0:26:42 > 0:26:44LAUGHTER

0:26:44 > 0:26:45"So, what are you wearing?"

0:26:46 > 0:26:49BURST OF MUSIC

0:26:50 > 0:26:52APPLAUSE

0:26:53 > 0:26:57Noel's team, you need six points to win. Your time starts...

0:26:57 > 0:27:00Wait. I think we can do this but we need to be a bit more unified.

0:27:00 > 0:27:02Capes on.

0:27:09 > 0:27:11APPLAUSE AND CHEERING

0:27:15 > 0:27:17"Ah, ah, ah, ah."

0:27:17 > 0:27:19"Staying alive." The Bee Gees. Staying Alive.

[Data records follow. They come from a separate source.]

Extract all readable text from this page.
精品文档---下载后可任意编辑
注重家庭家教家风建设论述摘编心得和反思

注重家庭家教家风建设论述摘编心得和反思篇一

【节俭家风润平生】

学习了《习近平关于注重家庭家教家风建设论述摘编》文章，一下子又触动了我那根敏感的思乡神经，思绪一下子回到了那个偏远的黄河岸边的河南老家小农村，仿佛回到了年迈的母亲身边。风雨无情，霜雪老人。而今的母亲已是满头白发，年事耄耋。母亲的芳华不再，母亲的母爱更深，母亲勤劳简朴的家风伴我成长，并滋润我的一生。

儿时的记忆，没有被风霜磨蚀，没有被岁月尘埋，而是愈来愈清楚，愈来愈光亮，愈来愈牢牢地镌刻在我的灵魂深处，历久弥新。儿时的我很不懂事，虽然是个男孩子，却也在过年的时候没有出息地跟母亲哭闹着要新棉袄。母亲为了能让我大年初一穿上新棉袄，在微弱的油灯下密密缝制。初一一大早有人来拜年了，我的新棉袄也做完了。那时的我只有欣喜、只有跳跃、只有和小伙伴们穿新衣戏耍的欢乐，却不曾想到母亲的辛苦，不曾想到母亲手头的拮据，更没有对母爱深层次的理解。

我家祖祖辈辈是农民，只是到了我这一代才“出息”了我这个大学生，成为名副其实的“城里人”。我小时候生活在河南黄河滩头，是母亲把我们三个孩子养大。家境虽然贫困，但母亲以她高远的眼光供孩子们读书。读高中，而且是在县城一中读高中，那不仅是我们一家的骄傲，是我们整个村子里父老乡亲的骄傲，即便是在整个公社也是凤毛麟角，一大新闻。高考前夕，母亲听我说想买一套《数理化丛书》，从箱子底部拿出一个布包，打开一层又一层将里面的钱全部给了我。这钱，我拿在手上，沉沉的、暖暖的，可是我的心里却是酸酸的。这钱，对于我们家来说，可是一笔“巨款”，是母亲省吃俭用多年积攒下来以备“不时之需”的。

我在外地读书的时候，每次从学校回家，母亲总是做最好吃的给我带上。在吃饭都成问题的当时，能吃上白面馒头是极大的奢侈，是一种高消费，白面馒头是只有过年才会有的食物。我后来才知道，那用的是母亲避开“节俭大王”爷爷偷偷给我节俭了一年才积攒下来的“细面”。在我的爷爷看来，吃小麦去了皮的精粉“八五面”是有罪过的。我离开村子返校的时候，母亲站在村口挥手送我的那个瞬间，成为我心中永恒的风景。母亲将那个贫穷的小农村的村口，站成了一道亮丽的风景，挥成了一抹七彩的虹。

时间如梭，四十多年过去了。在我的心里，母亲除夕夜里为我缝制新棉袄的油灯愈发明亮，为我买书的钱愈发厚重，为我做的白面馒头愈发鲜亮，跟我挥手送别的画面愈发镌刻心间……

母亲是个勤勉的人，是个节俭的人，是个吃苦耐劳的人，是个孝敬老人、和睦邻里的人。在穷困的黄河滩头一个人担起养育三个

0:27:19 > 0:27:20"Around the world."

0:27:20 > 0:27:24- "Around the world." - "Around the world." - "Around the world."

0:27:24 > 0:27:28- Eighteenth line? - ALL: "Around the world." - Daft Punk. Around The World.

0:27:28 > 0:27:32- "Around the world"? - # Around the world, around the... #

0:27:32 > 0:27:33Daft Punk. Around The World.

0:27:33 > 0:27:38- "Around the world"? - ALL: "Around the world."

0:27:38 > 0:27:41This is like karaoke night at Guantanamo Bay!

0:27:41 > 0:27:43LAUGHTER AND APPLAUSE

0:27:46 > 0:27:48"I counted to 100 and said, 'I'm coming!'

0:27:48 > 0:27:51"But it was a trick. And she had left me."

0:27:51 > 0:27:54Tim Key, poem 1,077.

0:27:54 > 0:27:56"Noel and Paloma sitting in a tree."

0:27:56 > 0:27:59"K-I-S-S-I-N-G!"

0:28:01 > 0:28:05APPLAUSE AND CHEERING

0:28:06 > 0:28:08And the final scores are...

0:28:08 > 0:28:11Noel's team on eight, Phil's team on seven!

0:28:11 > 0:28:13Can you believe it?

0:28:13 > 0:28:15APPLAUSE AND CHEERING

0:28:20 > 0:28:23Thanks to Phil, Target and Jason,

0:28:23 > 0:28:25Noel, Paloma and Tim.

0:28:25 > 0:28:27This has been Never Mind The Buzzcocks.

0:28:27 > 0:28:30We're all off for an orgy in the green room in our pumpkin costumes.

0:28:30 > 0:28:33You can go do whatever you like. Thank you. Good night.